Replication Data for: A new numerical model for understanding free and dissolved gas progression towards the atmosphere in aquatic methane seepage systems

This dataset contains the files needed to replicate the reference simulation results of the numerical model M2PG1. Please refer to the README.txt file for detailed instructions on how to reproduce the simulation results. Abstract: We present a marine two-phase gas model in one dimension (M2PG1) resolving interaction between the free and dissolved gas phases, and the gas propagation towards the atmosphere in aquatic environments. The motivation for the model development was to improve the understanding of benthic methane seepage impact on aquatic environments, and its effect on atmospheric greenhouse gas composition. Rising, dissolution and exsolution of a wide size-range of bubbles comprising several gas species are modelled simultaneously with the evolution of the aqueous gas concentrations. A model sensitivity analysis elucidates the relative importance of process parameterizations and environmental effects on the gas behaviour. The parameterization of transfer velocity across bubble rims has the greatest influence on the resulting gas distribution and bubble sizes are critical for predicting the fate of emitted bubble gas. High salinity increases the rise height of bubbles while temperature does not significantly alter it. Vertical mixing and aerobic oxidation play insignificant roles in environments where advection is important. The model, applied in an Arctic Ocean methane seepage location, showed good agreement with acoustically derived bubble rise heights and in-situ sampled methane concentration profiles. Coupled with numerical ocean circulation and biogeochemical models, M2PG1 could predict the impact of benthic methane emissions on the marine environment and the atmosphere on long time scales and large spatial scales. Because of its flexibility, M2PG1 can be applied in a wide variety of environmental settings and future M2PG1 applications may include gas leakage from seafloor installations and bubble injection by wave action.

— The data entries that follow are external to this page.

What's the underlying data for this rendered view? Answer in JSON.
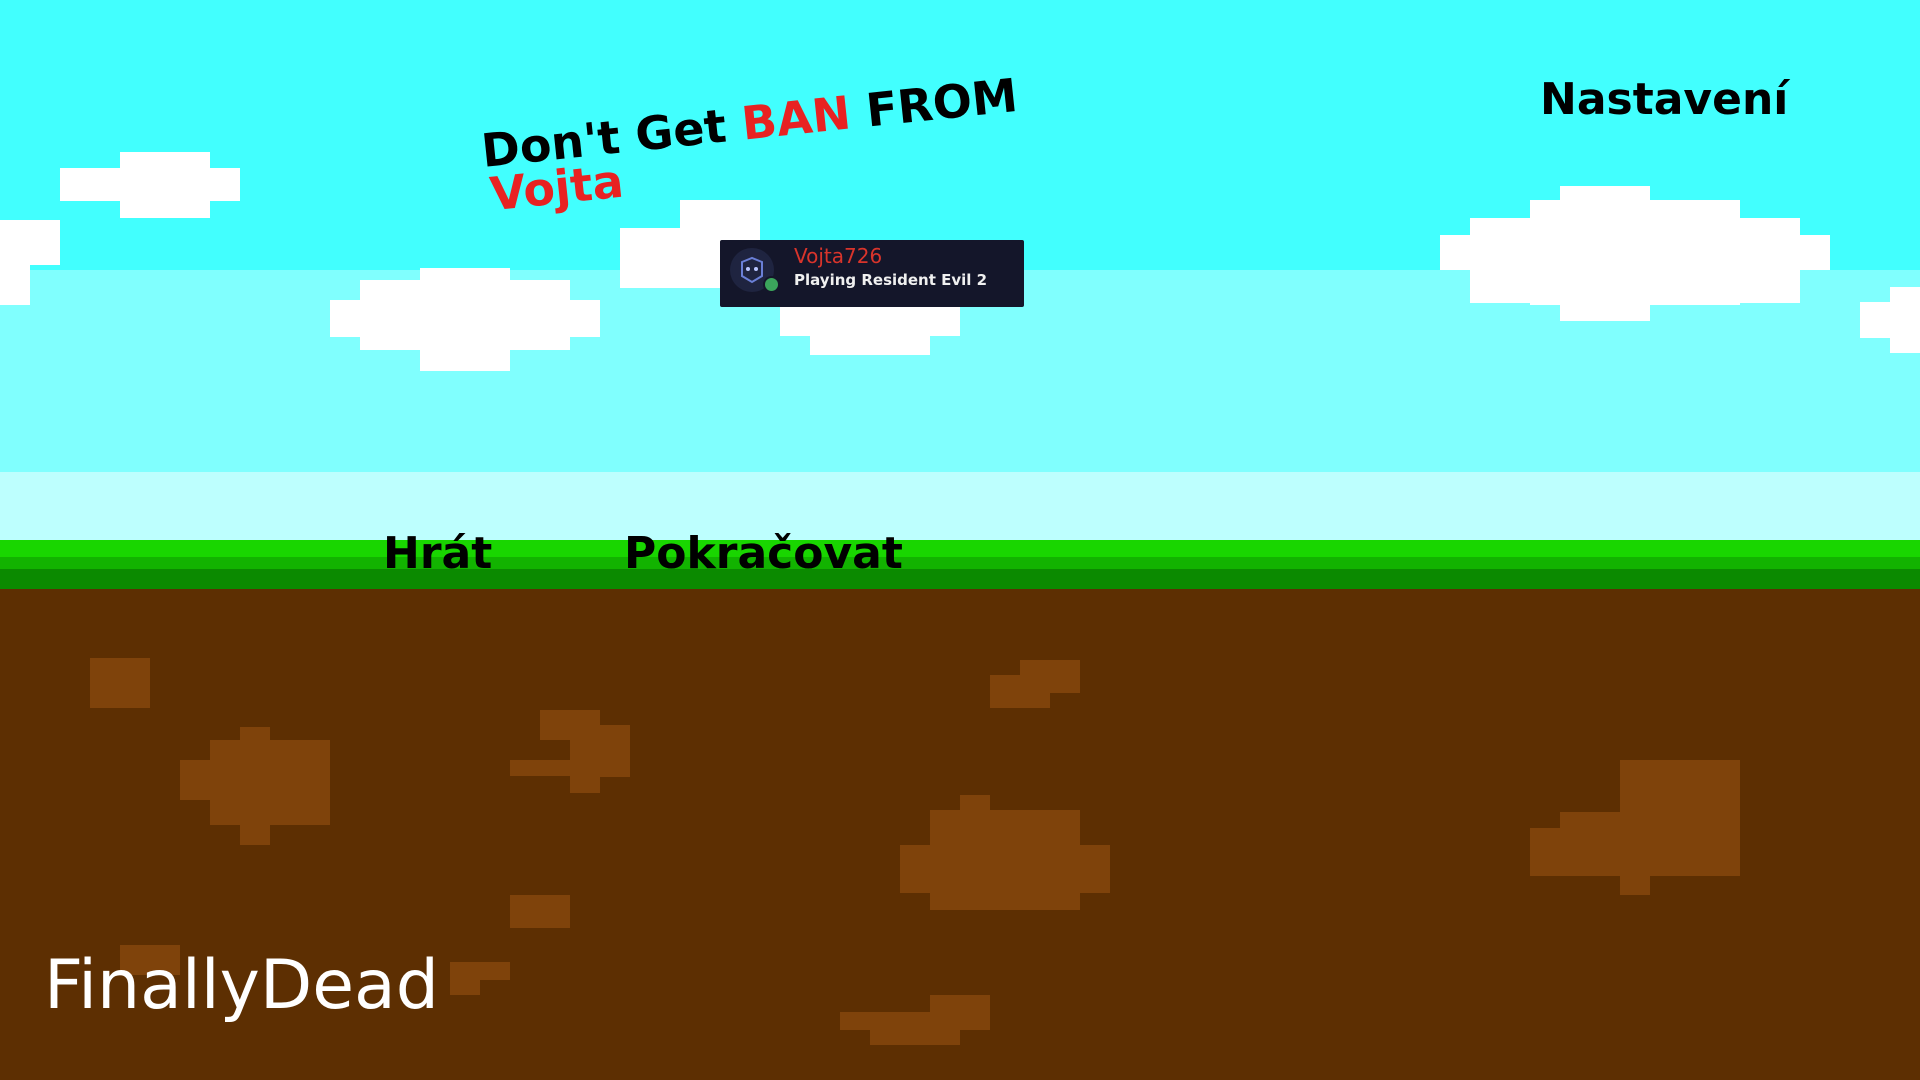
{
  "title": {
    "part1": "Don't Get ",
    "highlight": "BAN",
    "part2": " FROM",
    "line2": "Vojta"
  },
  "menu": {
    "play": "Hrát",
    "continue": "Pokračovat",
    "settings": "Nastavení"
  },
  "discord": {
    "username": "Vojta726",
    "status": "Playing Resident Evil 2",
    "avatar_icon": "discord-avatar-icon",
    "online_color": "#3ba55c"
  },
  "credit": "FinallyDead",
  "colors": {
    "sky_top": "#42fffe",
    "sky_mid": "#80fffe",
    "sky_low": "#bdfffe",
    "grass": "#19d600",
    "dirt": "#5d2f02",
    "dirt_spot": "#7f430b",
    "title_accent": "#e82222"
  }
}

本数据集收录了复现数值模型M2PG1参考仿真结果所需的所有文件。请参考README.txt文件以获取有关如何重现仿真结果的详细说明。 摘要：本研究提出了一维海洋两相气体模型（M2PG1），该模型能够解析自由气体相与溶解气体相之间的相互作用，以及气体在水生环境中的向大气传播。模型开发的动机在于提升对底栖甲烷渗漏对水生环境影响的认知，及其对大气温室气体组成的效应。模型同时模拟了包括多种气体种类在内的广泛尺寸范围的气泡的上升、溶解和逸出过程，以及水相气体浓度的演变。模型敏感性分析阐明了过程参数化及其对气体行为的环境效应的相对重要性。气泡边缘传输速度的参数化对结果气体分布的影响最大，而气泡尺寸对于预测排放气泡气体的命运至关重要。高盐度会增加气泡的上升高度，而温度对气泡上升高度的影响不显著。在以对流过程为主的海洋环境中，垂直混合和好氧氧化作用的影响微乎其微。模型在北极海洋甲烷渗漏地点的应用表明，其与声学测得的气泡上升高度以及原位采样得到的甲烷浓度分布具有良好的吻合性。结合数值海洋环流和生物地球化学模型，M2PG1能够预测底栖甲烷排放对海洋环境和大气在长时间尺度及大空间尺度上的影响。由于其灵活性，M2PG1可应用于多种环境设置，未来M2PG1的应用可能包括海底设施气体泄漏和波浪作用下的气泡注入。